Proper way to fix core.exception.UnicodeException at src\rt\util\utf.d(292): invalid UTF-8 sequence by File.readln()

Fri Apr 6 16:42:01 UTC 2018

On Friday, April 06, 2018 16:10:56 Dr.No via Digitalmars-d-learn wrote:
> I'm reading line by line the lines from a CSV file provided by
> the user which is assumed to be UTF8. But an user has provided an
>
> ANSI file which resulted in the error:
> >core.exception.UnicodeException at src\rt\util\utf.d(292): invalid
> >UTF-8 sequence
>
> (it happend when the user took the originally UTF8 encoded file
> generated by another application, made some edit using an editor
> (which I don't know the name) then saved not aware it was
> changing the encoding to ANSI.
>
> My question is: what's the proper way to solve that? using toUTF8
>
> didn't solve:
> > while((line = csvFile.readln().toUTF8) !is null) {
>
> I didn't find a way to set explicitly the encoding with
> std.stdio.File to set to UTF8 regardless it's an ANSI or already
> UTF8.
> I don't want to conver the whole file to UTF8, the CSV file can
> be large and might take quite while.

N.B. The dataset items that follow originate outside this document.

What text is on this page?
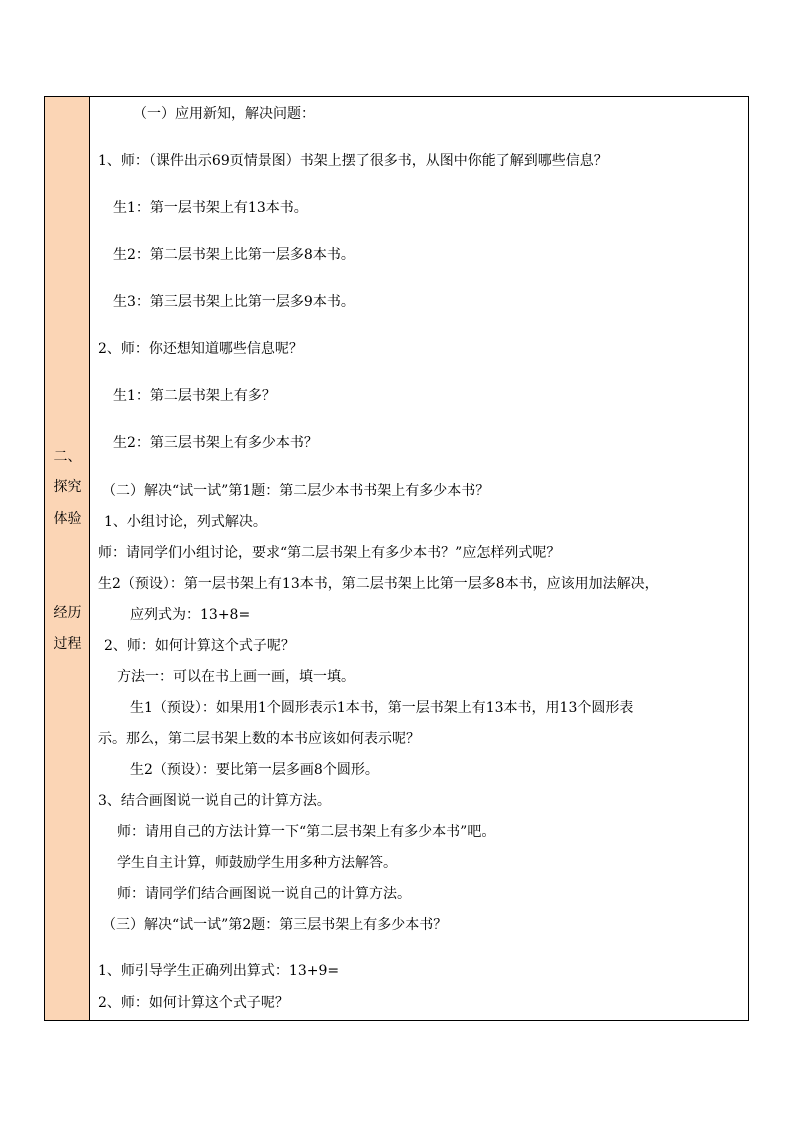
二、
探究
体验
经历
过程
（一）应用新知，解决问题：
1、师：（课件出示69页情景图）书架上摆了很多书，从图中你能了解到哪些信息？
生1：第一层书架上有13本书。
生2：第二层书架上比第一层多8本书。
生3：第三层书架上比第一层多9本书。
2、师：你还想知道哪些信息呢？
生1：第二层书架上有多？
生2：第三层书架上有多少本书？
（二）解决“试一试”第1题：第二层少本书书架上有多少本书？
1、小组讨论，列式解决。
师：请同学们小组讨论，要求“第二层书架上有多少本书？”应怎样列式呢？
生2（预设）：第一层书架上有13本书，第二层书架上比第一层多8本书，应该用加法解决，
应列式为：13+8=
2、师：如何计算这个式子呢？
方法一：可以在书上画一画，填一填。
生1（预设）：如果用1个圆形表示1本书，第一层书架上有13本书，用13个圆形表
示。那么，第二层书架上数的本书应该如何表示呢？
生2（预设）：要比第一层多画8个圆形。
3、结合画图说一说自己的计算方法。
师：请用自己的方法计算一下“第二层书架上有多少本书”吧。
学生自主计算，师鼓励学生用多种方法解答。
师：请同学们结合画图说一说自己的计算方法。
（三）解决“试一试”第2题：第三层书架上有多少本书？
1、师引导学生正确列出算式：13+9=
2、师：如何计算这个式子呢？
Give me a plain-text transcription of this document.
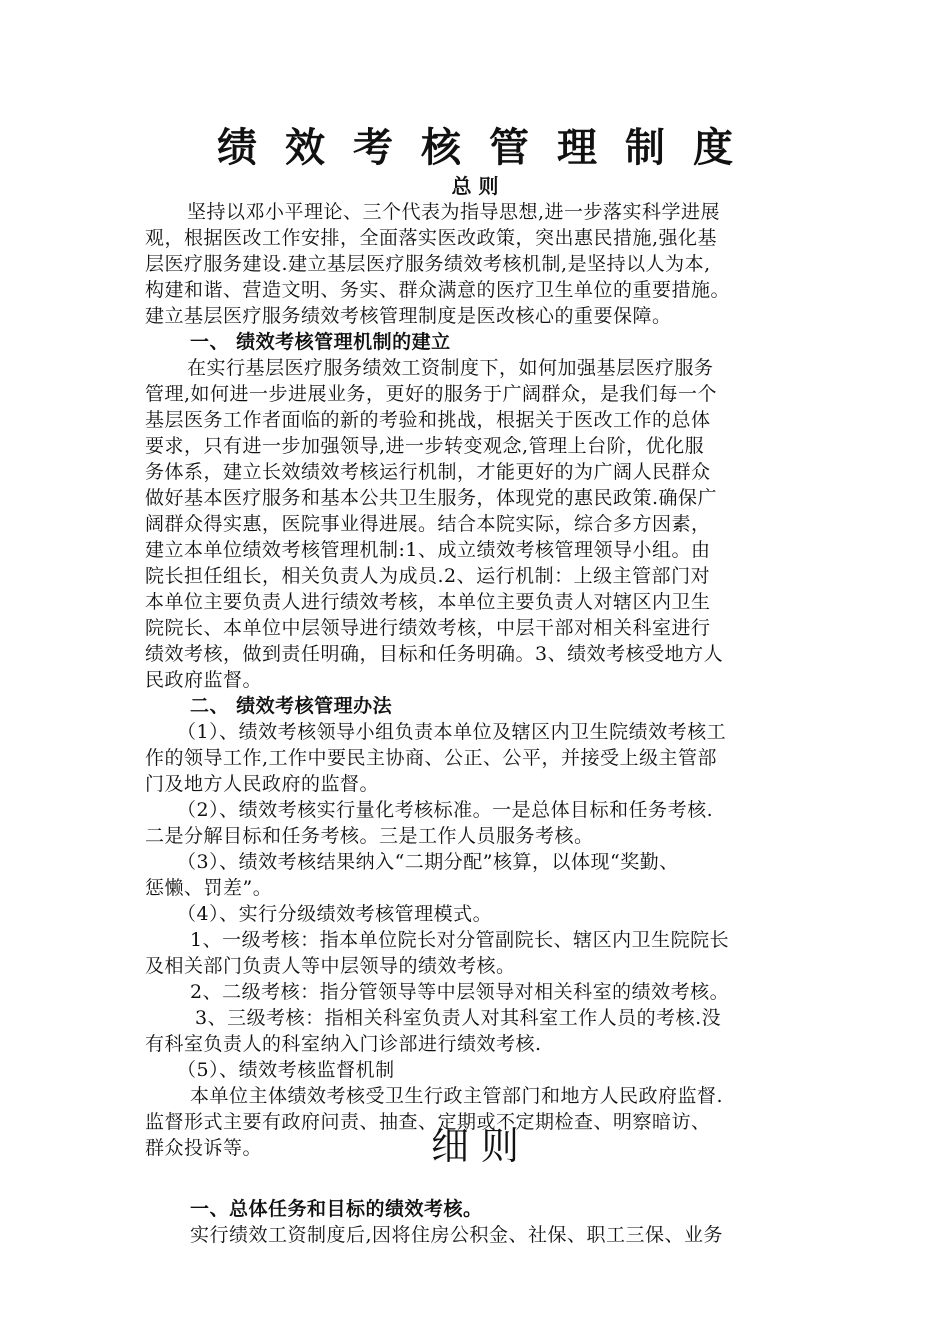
绩效考核管理制度
总 则
坚持以邓小平理论、三个代表为指导思想,进一步落实科学进展
观，根据医改工作安排，全面落实医改政策，突出惠民措施,强化基
层医疗服务建设.建立基层医疗服务绩效考核机制,是坚持以人为本,
构建和谐、营造文明、务实、群众满意的医疗卫生单位的重要措施。
建立基层医疗服务绩效考核管理制度是医改核心的重要保障。
一、 绩效考核管理机制的建立
在实行基层医疗服务绩效工资制度下，如何加强基层医疗服务
管理,如何进一步进展业务，更好的服务于广阔群众，是我们每一个
基层医务工作者面临的新的考验和挑战，根据关于医改工作的总体
要求，只有进一步加强领导,进一步转变观念,管理上台阶，优化服
务体系，建立长效绩效考核运行机制，才能更好的为广阔人民群众
做好基本医疗服务和基本公共卫生服务，体现党的惠民政策.确保广
阔群众得实惠，医院事业得进展。结合本院实际，综合多方因素，
建立本单位绩效考核管理机制:1、成立绩效考核管理领导小组。由
院长担任组长，相关负责人为成员.2、运行机制：上级主管部门对
本单位主要负责人进行绩效考核，本单位主要负责人对辖区内卫生
院院长、本单位中层领导进行绩效考核，中层干部对相关科室进行
绩效考核，做到责任明确，目标和任务明确。3、绩效考核受地方人
民政府监督。
二、 绩效考核管理办法
（1）、绩效考核领导小组负责本单位及辖区内卫生院绩效考核工
作的领导工作,工作中要民主协商、公正、公平，并接受上级主管部
门及地方人民政府的监督。
（2）、绩效考核实行量化考核标准。一是总体目标和任务考核.
二是分解目标和任务考核。三是工作人员服务考核。
（3）、绩效考核结果纳入“二期分配”核算，以体现“奖勤、
惩懒、罚差”。
（4）、实行分级绩效考核管理模式。
1、一级考核：指本单位院长对分管副院长、辖区内卫生院院长
及相关部门负责人等中层领导的绩效考核。
2、二级考核：指分管领导等中层领导对相关科室的绩效考核。
3、三级考核：指相关科室负责人对其科室工作人员的考核.没
有科室负责人的科室纳入门诊部进行绩效考核.
（5）、绩效考核监督机制
本单位主体绩效考核受卫生行政主管部门和地方人民政府监督.
监督形式主要有政府问责、抽查、定期或不定期检查、明察暗访、
群众投诉等。	细 则
一、总体任务和目标的绩效考核。
实行绩效工资制度后,因将住房公积金、社保、职工三保、业务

And if I do so to a
> temporary copy the file (which will make things even more slow)
> to avoid touch user's original file.
>
> I thought in writing my own readLine() with
> std.stdio.File.byChunk to take as many bytes as possible until
> '\n' byte is seen, treat it as UTF8 and return.
>
> But I'd like to not reinvent the wheel and use something native,
> if possible. Any ideas?

In general, Phobos pretty much requires that text files be in UTF-8 or that
they be in UTF-16 or UTF-32 with the native endianness. Certainly, char,
wchar, and dchar are assumed by both the language and the library to be
valid UTF-8, UTF-16, and UTF-32 respectively, and if you do anything with a
string as a range, by default, it will decode the code units to code points,
meaning that it will validate the UTF. If you want to read in anything that
is not going to be valid UTF, then you're going to have to read it in as
ubytes rather than as characters. If you're dealing with text that is
supposed to be valid UTF but might contain invalid characters, then you can
use std.utf.byCodeUnit to treat a string as a range of code units where it
replaces invalid UTF with the Unicode replacement character, but you'd still
have to read in the text as bytes (e.g. readText validates that the text is
proper UTF). std.utf.byUTF could be use instead of byCodeUnit to convert to
UTF-8, UTF-16, or UTF-32, and invalid UTF will be replaced with the
replacement character (so it doesn't have to be the target encoding, but it
does have to be one of those three encodings and not something else). byUTF8
is basically the version of byUTF!char / byChar that returns a string rather
than a lazy range, which is why it would have not worked for you if the file
is not UTF-8, UTF-16, or UTF-32.

If you're dealing with an encoding other than UTF-8, UTF-16, or UTF-32, and
you've read the data in as ubytes, then std.encoding _might_ help, but it's
not a great module and doesn't support a lot of encodings. On the other
hand, if by ANSI, you mean the encoding that Windows uses with the A
versions of its functions, then you can use std.windows.charset.fromMBSz to
convert it to string, though it will need to be a null terminated
immutable(char)* to work with fromMBSz, so somewhat stupidly, it basically
needs to be a null-terminated string that isn't valid UTF-8 that you pass
using str.ptr or &str[0].

If the encoding you're dealing with is not one that works with fromMBSz, and
it is not one of the few supported by std.encoding, then you're on your own.

- Jonathan M Davis